All year long, she managed to make friends, all of whom she converted to her side through her brainwashing techniques. Kin's closest friend, Isabella (Sibi) Mayo, used a Love Potion to make Akker fall in love with her. They started dating for a period of time, and all along she was actually using him for Kin's vile plans. Her aim was to keep him under her spell so that he would have even less of an incentive to let someone know of their illegal organization.
Then there's another Dolphinus named Stella Cole, who quickly became allies with Kin after her and Cole's cousin, Alexander Forster started dating. Apparently Kin had planned out everything in advance to make all odds be in her favour.
So we really had no choice. We found ourselves cornered and powerless. We were scared of what the Dolphinuses and the people who supported them blindly were capable of doing to us (not to mention Breeze McBon), so we had to keep our mouths shut for a long time.
But push came to shove and we finally decided to do something. We couldn't continue helping these people and enabling their brutal treatment. We had to send word out to warn the Ministry that they were planning to start a war that would put the whole wizarding community in danger, as well as the muggles.
With major help from another friend of ours—who prefers to remain anonymous—we finally attained our goal. Upon realizing that we had accumulated enough data, we finally decided to speak up.
It feels like a big weight has fallen off our shoulders now that we decided to tell everyone the truth. We hope no one ever has the unfortunate fate of experiencing the type of treatment we did.
If I had been at a loss for words before, I was now thunderstruck. My throat was dry. I couldn't move a single muscle, I couldn't even blink. I just stared, aghast, at the words written on the page of the magazine, appalled at this brazen manipulation of the truth.
I looked at the pictures they had attached as "evidence". Several of them were of me studying in the library or study hall—which were grouped under one caption, "Polly Kin, plotting her coup in a solitary environment to prevent being seen." There was the picture of Sibi and Akker walking hand in hand that I saw her take at the Christmas party.
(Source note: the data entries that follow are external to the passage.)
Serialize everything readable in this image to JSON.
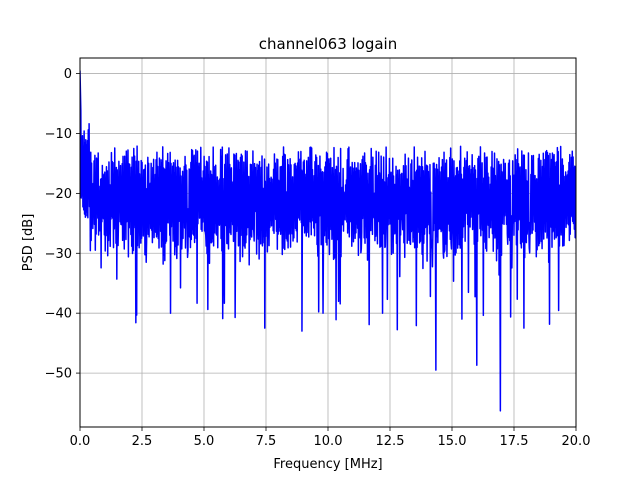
{
  "chart_data": {
    "type": "line",
    "title": "channel063 logain",
    "xlabel": "Frequency [MHz]",
    "ylabel": "PSD [dB]",
    "xlim": [
      0,
      20
    ],
    "ylim": [
      -59,
      2.6
    ],
    "grid": true,
    "series_color": "#0000ff",
    "xticks": [
      0,
      2.5,
      5,
      7.5,
      10,
      12.5,
      15,
      17.5,
      20
    ],
    "xtick_labels": [
      "0.0",
      "2.5",
      "5.0",
      "7.5",
      "10.0",
      "12.5",
      "15.0",
      "17.5",
      "20.0"
    ],
    "yticks": [
      0,
      -10,
      -20,
      -30,
      -40,
      -50
    ],
    "ytick_labels": [
      "0",
      "−10",
      "−20",
      "−30",
      "−40",
      "−50"
    ],
    "series": [
      {
        "x_start": 0,
        "x_end": 20,
        "num_points": 1200,
        "peak": {
          "x": 0,
          "y": 0.5
        },
        "band": {
          "upper_typical": -13,
          "lower_typical": -28,
          "median": -21
        },
        "notable_dips": [
          {
            "x": 7.45,
            "y": -42.5
          },
          {
            "x": 8.95,
            "y": -43
          },
          {
            "x": 9.8,
            "y": -40
          },
          {
            "x": 14.35,
            "y": -49.5
          },
          {
            "x": 16.0,
            "y": -48.7
          },
          {
            "x": 16.95,
            "y": -56.3
          },
          {
            "x": 17.9,
            "y": -42.5
          },
          {
            "x": 3.65,
            "y": -40
          },
          {
            "x": 12.2,
            "y": -40
          },
          {
            "x": 15.4,
            "y": -41
          }
        ]
      }
    ]
  }
}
Underneath it was the caption, "Polly Kin's friend, Sibi Mayo, with Akker Simmons. Taken just after she had given him a dose of Amortentia."
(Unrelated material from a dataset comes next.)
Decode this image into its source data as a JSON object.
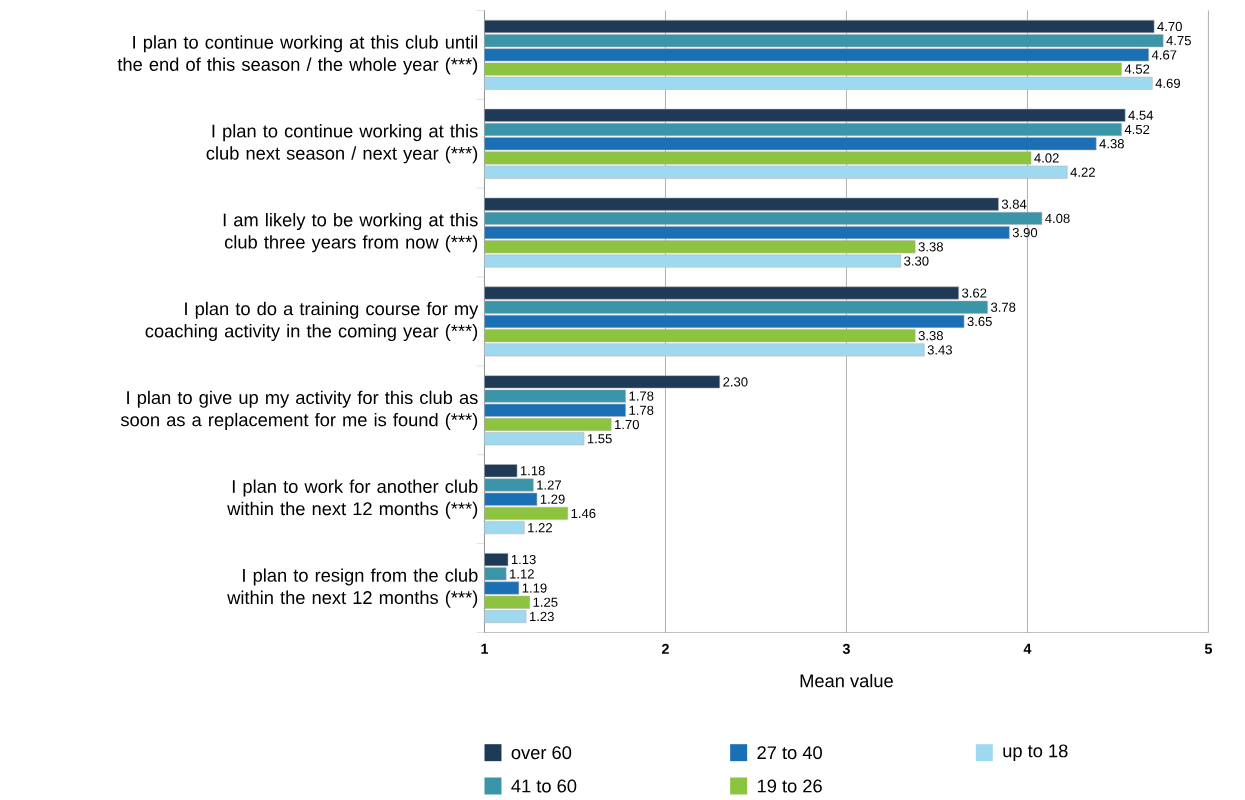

Attached were also pictures of Breeze's letters with Zico Peterson, the Minister of Magic, in which she asked him for more time to send out his Ministry officials for the examination, and his agreement to a one-month extension. So that was the reason they had stolen them—to show that Breeze had supposedly deceived and manipulated the Minister to turn the cards in her favor.
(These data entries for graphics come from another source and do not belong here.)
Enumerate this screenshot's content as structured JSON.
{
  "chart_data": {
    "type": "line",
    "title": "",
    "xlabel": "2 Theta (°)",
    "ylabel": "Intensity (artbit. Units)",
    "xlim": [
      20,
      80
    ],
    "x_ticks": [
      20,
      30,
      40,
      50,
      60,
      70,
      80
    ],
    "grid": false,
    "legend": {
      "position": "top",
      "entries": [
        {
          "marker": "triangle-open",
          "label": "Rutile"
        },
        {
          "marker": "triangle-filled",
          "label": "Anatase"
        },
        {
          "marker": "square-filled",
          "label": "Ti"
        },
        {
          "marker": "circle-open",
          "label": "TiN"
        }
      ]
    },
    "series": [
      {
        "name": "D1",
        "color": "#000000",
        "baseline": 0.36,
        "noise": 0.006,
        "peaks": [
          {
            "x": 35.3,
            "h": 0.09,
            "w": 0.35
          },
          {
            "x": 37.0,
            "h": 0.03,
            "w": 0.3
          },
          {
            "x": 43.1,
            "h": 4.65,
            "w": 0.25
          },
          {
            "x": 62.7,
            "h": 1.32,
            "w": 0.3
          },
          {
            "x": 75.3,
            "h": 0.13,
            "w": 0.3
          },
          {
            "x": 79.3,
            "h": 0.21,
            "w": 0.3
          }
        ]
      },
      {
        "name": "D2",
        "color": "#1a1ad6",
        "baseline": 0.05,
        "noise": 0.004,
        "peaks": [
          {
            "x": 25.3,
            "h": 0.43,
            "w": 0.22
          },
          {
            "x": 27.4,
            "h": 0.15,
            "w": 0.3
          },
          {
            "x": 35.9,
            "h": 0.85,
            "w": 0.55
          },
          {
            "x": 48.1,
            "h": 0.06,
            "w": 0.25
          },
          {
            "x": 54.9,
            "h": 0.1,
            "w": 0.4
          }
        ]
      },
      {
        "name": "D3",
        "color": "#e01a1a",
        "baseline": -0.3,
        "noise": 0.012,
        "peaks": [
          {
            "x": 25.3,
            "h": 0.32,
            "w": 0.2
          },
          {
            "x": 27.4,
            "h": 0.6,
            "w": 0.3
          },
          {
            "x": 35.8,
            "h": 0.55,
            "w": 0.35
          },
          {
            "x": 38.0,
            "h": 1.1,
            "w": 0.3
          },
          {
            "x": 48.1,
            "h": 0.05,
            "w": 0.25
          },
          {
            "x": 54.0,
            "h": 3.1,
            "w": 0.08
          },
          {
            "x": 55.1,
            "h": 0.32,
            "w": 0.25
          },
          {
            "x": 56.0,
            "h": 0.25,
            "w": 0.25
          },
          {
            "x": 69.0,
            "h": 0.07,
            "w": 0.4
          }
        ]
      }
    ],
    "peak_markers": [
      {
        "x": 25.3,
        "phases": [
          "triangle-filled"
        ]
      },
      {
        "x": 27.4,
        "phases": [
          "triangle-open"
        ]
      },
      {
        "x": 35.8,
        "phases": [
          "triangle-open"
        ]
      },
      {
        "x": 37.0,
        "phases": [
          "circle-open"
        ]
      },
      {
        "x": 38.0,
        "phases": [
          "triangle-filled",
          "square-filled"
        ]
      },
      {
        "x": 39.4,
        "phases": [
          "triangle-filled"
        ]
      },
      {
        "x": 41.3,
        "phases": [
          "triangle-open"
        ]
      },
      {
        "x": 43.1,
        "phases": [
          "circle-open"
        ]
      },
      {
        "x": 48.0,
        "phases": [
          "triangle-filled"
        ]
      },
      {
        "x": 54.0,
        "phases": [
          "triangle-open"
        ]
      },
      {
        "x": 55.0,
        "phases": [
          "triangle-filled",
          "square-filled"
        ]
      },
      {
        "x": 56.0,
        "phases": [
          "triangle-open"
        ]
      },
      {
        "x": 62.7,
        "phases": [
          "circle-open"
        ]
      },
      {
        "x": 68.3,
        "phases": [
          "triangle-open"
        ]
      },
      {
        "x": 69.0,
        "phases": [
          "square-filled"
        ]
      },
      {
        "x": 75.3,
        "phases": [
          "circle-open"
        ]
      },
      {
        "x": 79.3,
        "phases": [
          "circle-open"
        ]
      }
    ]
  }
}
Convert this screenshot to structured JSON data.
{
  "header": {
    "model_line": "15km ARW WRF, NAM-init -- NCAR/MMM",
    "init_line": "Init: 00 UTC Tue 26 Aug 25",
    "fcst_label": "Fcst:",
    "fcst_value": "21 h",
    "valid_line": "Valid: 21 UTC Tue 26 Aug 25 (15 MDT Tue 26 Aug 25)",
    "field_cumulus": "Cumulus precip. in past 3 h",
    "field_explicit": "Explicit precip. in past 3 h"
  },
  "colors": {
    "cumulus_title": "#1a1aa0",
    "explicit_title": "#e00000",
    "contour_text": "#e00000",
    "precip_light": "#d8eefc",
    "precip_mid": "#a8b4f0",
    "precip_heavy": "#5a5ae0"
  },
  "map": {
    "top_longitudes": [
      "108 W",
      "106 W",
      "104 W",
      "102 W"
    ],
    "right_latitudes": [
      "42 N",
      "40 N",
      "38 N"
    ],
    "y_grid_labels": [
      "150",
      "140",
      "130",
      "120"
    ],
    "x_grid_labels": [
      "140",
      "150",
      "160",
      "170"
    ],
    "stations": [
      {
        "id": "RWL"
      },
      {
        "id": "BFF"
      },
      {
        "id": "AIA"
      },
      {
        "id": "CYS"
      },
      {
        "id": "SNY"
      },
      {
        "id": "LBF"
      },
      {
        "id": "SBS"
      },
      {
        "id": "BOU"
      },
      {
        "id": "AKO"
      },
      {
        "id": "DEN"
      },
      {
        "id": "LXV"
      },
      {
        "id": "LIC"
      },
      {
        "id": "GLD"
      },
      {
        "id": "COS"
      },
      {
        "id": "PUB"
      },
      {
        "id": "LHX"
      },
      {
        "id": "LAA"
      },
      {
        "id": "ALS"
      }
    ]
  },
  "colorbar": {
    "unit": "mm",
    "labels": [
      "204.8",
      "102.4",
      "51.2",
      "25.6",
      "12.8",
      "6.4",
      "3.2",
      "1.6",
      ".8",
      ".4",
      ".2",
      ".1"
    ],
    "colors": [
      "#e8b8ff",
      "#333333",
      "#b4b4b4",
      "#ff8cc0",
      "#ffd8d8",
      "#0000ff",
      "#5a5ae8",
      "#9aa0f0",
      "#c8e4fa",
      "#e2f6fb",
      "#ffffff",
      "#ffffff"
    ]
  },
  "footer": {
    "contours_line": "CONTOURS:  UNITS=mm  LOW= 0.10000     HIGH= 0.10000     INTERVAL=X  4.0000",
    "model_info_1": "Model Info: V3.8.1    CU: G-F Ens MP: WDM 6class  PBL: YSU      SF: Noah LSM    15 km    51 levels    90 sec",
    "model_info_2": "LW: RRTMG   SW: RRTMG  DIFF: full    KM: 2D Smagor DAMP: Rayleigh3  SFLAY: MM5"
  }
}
My stomach churned. Tears started welling in my eyes before I could prevent them and I dropped to my knees, clutching the page in trembling hands.
"What am I going to do?" I whispered to myself.
I bit the insides of my cheeks to hold back the tears but it was useless. They flowed down my face and dripped onto the page, smudging the printed ink.
I couldn't tell for how long I sat there in silence, staring blankly at the page. A million question were racing through my head, but only one kept repeating itself like a broken record inside my skull. The same useless and depressing question.
What am I going to do?
But this time I felt it, I knew it, that there was no optimistic answer to it.